The 4/3 companies later introduced MICRO 4/3… Pen Olympusses, and G Panasonics… and they have a variety of fast prime lenses for THOSE (my lenses will work on the Micros… their lenses won’t work on mine… backfocus)… my cameras are orphans. There won’t be anything newdifferentgreat for them.

Perhaps one day, I’ll move to the newer cams, and get their VERY nice lenses… but, for now, these are what I have, and I’ll work with them.

Olympus E-300, with a Nikon 20mm f/2.8 AF lens, mounted via a $12 adapter, bought from eBay. The camera will manual or autoexpose with the lens, but there’s no autofocus, and you need to work at “shooting aperture”.

I’ve been walking around with the Olympus E-300… partly because I like the look of the file (it seems more ‘filmic’ than a lot of files from my other digital cameras. I don’t really know what that MEANS, but that’s how it looks, to me), and it synchs electronic flash, on ‘Manual’, to 1/320th of a second.

I am using the 20mm AF Nikon lens… the size of the sensor is half the size of a 35mm frame, so the equivalent focal len shape of the 35mm frame)gthe is doubled. This lens is equivalent to a 40mm lens, on a 35mm camera… wider than normal/not very wide. I had been using an 18mm f/3.5 AF lens… but I didn’t like the rendering, and the shape of the frame (a square-er aspect ratio than the 2×3 of 35mm and standard digital frames) ‘feels’ better, at 20, than at 18.

I also take either the 60mm Macro Rikenon, or the 58mm Minolta lens. I keep the 11~22, and the 40~150 in a small bag, with a flash, and some batteries, and I’m Good.

This stuff about the half-sized frame, and the nearly-universal ability to mount all sorts of lenses, is what makes these things exciting. On the wide end… the round 8mm fisheye becomes a full-frame fisheye…

Ann Romney enjoys a cup of ice cream, scooped by her husband, Republican Presidential Candidate Mitt Romney, at “Memories” Ice Cream Shop, in Kingston NH.

On the long end of things… the small sensor turns smaller, more prosaic lenses into nicely long, fast lenses.

My niece, Abigail, picture made with the E-300, and a 50mm f/1.4 Pentax Takumar lens…

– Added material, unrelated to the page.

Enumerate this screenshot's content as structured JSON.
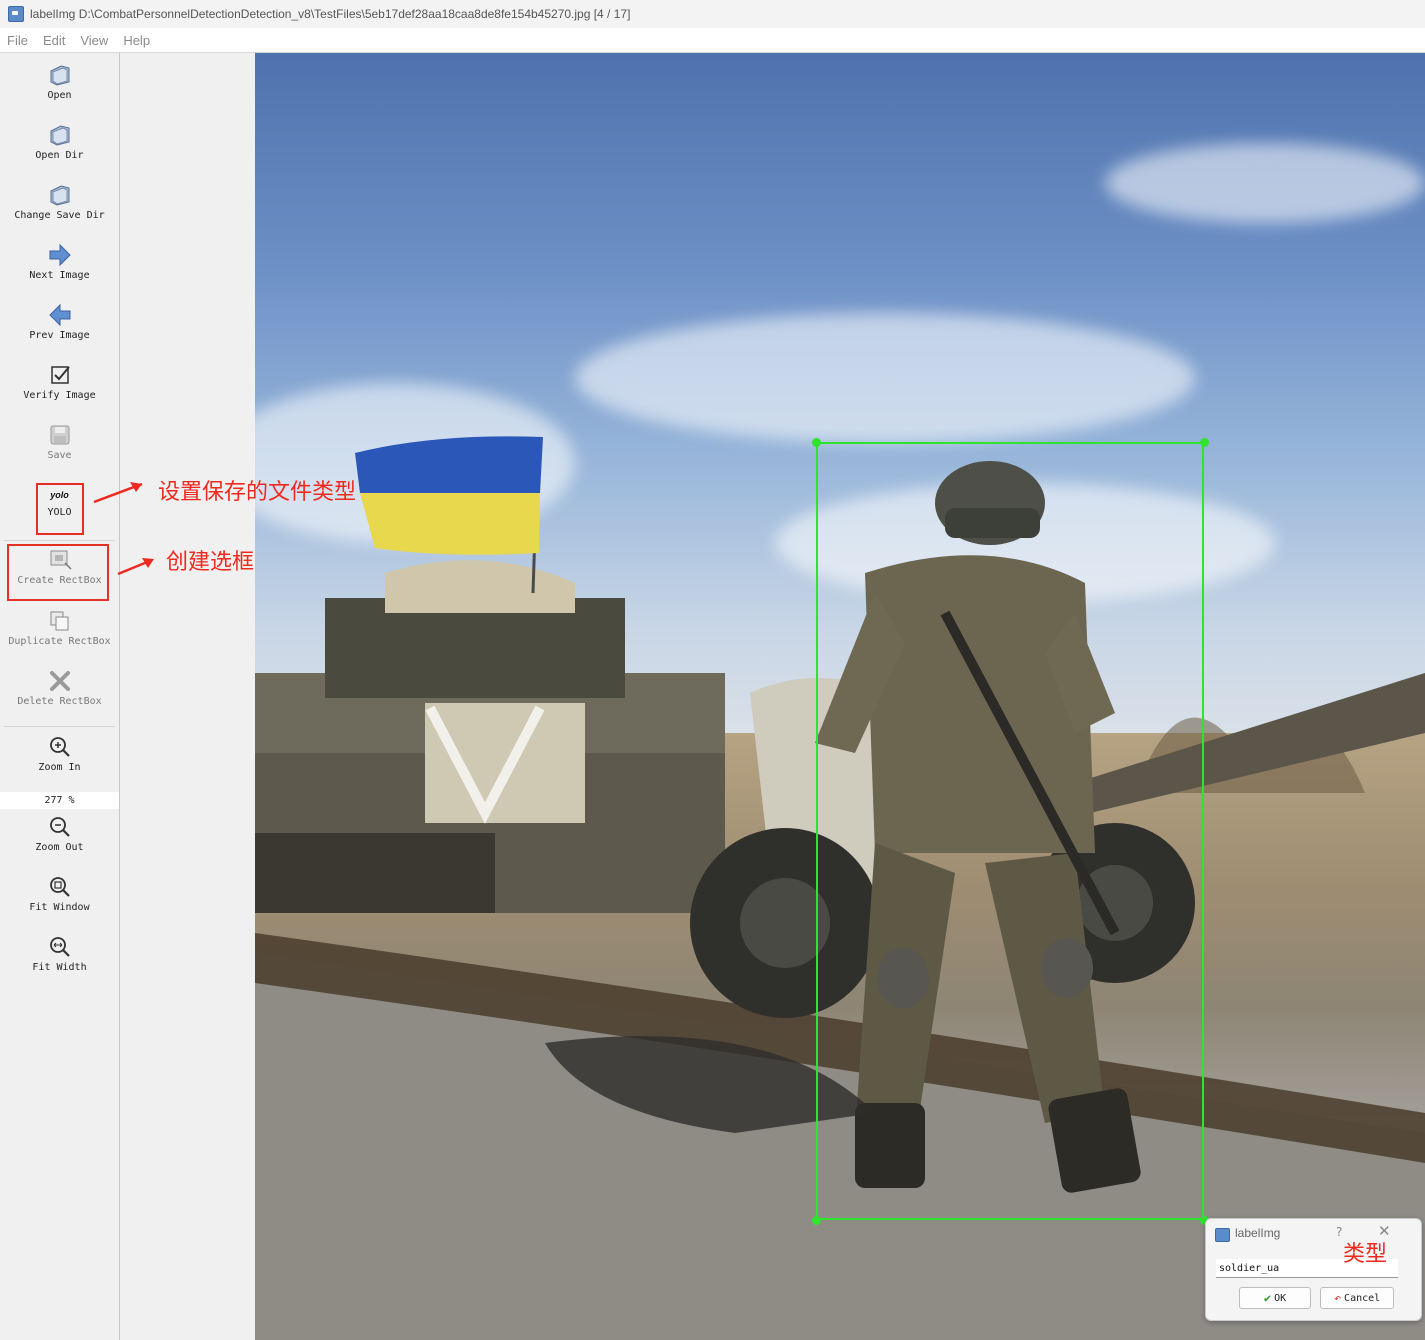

Democratic Presidential Contender John Edwards ponders his progress, exiting the arena at The Pinkerton Academy, in Derry NH… photo made with a Lumix L1, and a 135mm f/2.5 Takumar lens.

The 135mm Takumar, with the half-sized sensor, is equivalent to a 270mm f/2.5… but, unlike an equivalent lens, for a 35mm camera… the 135 is four inches long, and fits in a jacket pocket.

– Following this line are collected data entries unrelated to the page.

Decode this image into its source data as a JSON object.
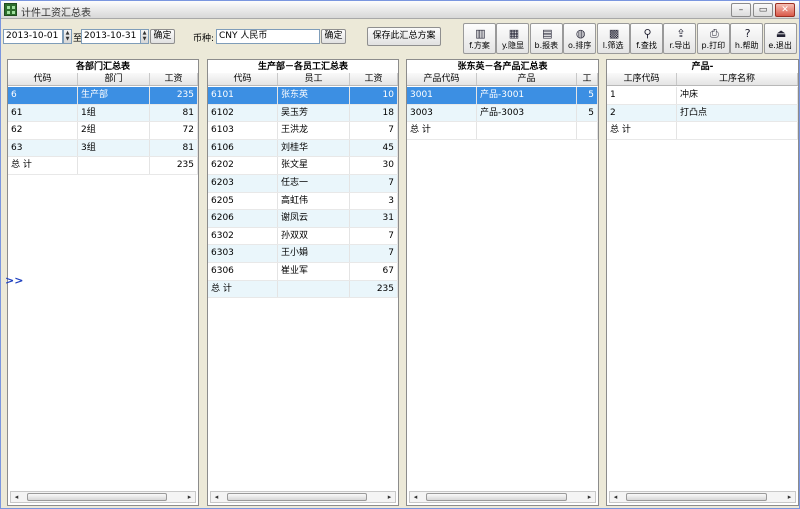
{
  "window": {
    "title": "计件工资汇总表",
    "minimize": "–",
    "restore": "▭",
    "close": "✕"
  },
  "toolbar": {
    "date_from": "2013-10-01",
    "to_label": "至",
    "date_to": "2013-10-31",
    "confirm1": "确定",
    "currency_label": "币种:",
    "currency_value": "CNY 人民币",
    "confirm2": "确定",
    "save_plan": "保存此汇总方案",
    "tools": [
      {
        "label": "f.方案",
        "icon": "plan-icon",
        "glyph": "▥"
      },
      {
        "label": "y.隐显",
        "icon": "columns-icon",
        "glyph": "▦"
      },
      {
        "label": "b.报表",
        "icon": "report-icon",
        "glyph": "▤"
      },
      {
        "label": "o.排序",
        "icon": "sort-icon",
        "glyph": "◍"
      },
      {
        "label": "l.筛选",
        "icon": "filter-icon",
        "glyph": "▩"
      },
      {
        "label": "f.查找",
        "icon": "binoculars-icon",
        "glyph": "⚲"
      },
      {
        "label": "r.导出",
        "icon": "export-icon",
        "glyph": "⇪"
      },
      {
        "label": "p.打印",
        "icon": "printer-icon",
        "glyph": "⎙"
      },
      {
        "label": "h.帮助",
        "icon": "help-icon",
        "glyph": "?"
      },
      {
        "label": "e.退出",
        "icon": "exit-icon",
        "glyph": "⏏"
      }
    ]
  },
  "expander": ">>",
  "panels": [
    {
      "title": "各部门汇总表",
      "headers": [
        "代码",
        "部门",
        "工资"
      ],
      "rows": [
        [
          "6",
          "生产部",
          "235"
        ],
        [
          "61",
          "1组",
          "81"
        ],
        [
          "62",
          "2组",
          "72"
        ],
        [
          "63",
          "3组",
          "81"
        ],
        [
          "总  计",
          "",
          "235"
        ]
      ]
    },
    {
      "title": "生产部－各员工汇总表",
      "headers": [
        "代码",
        "员工",
        "工资"
      ],
      "rows": [
        [
          "6101",
          "张东英",
          "10"
        ],
        [
          "6102",
          "吴玉芳",
          "18"
        ],
        [
          "6103",
          "王洪龙",
          "7"
        ],
        [
          "6106",
          "刘桂华",
          "45"
        ],
        [
          "6202",
          "张文星",
          "30"
        ],
        [
          "6203",
          "任志一",
          "7"
        ],
        [
          "6205",
          "高虹伟",
          "3"
        ],
        [
          "6206",
          "谢凤云",
          "31"
        ],
        [
          "6302",
          "孙双双",
          "7"
        ],
        [
          "6303",
          "王小娟",
          "7"
        ],
        [
          "6306",
          "崔业军",
          "67"
        ],
        [
          "    总  计",
          "",
          "235"
        ]
      ]
    },
    {
      "title": "张东英－各产品汇总表",
      "headers": [
        "产品代码",
        "产品",
        "工"
      ],
      "rows": [
        [
          "3001",
          "产品-3001",
          "5"
        ],
        [
          "3003",
          "产品-3003",
          "5"
        ],
        [
          "    总  计",
          "",
          ""
        ]
      ]
    },
    {
      "title": "产品-",
      "headers": [
        "工序代码",
        "工序名称"
      ],
      "rows": [
        [
          "1",
          "冲床"
        ],
        [
          "2",
          "打凸点"
        ],
        [
          "        总  计",
          ""
        ]
      ]
    }
  ]
}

Boston’s Back Bay, photographed across the Charles River, The Longfellow Bridge, and the Cambridge Yacht Club, from Cambridge. Another 135mm shot…

Portrait of my son, William… natural light, with the 58mm f/1.4 Rokkor…

So… I’m happy with this stuff… in spite of its “orphan” status, I’ve managed to raid the closet, and put together a good, lightweight, not-very-intimidating bag of gear… IQ is There, handling is There… flexibility is There.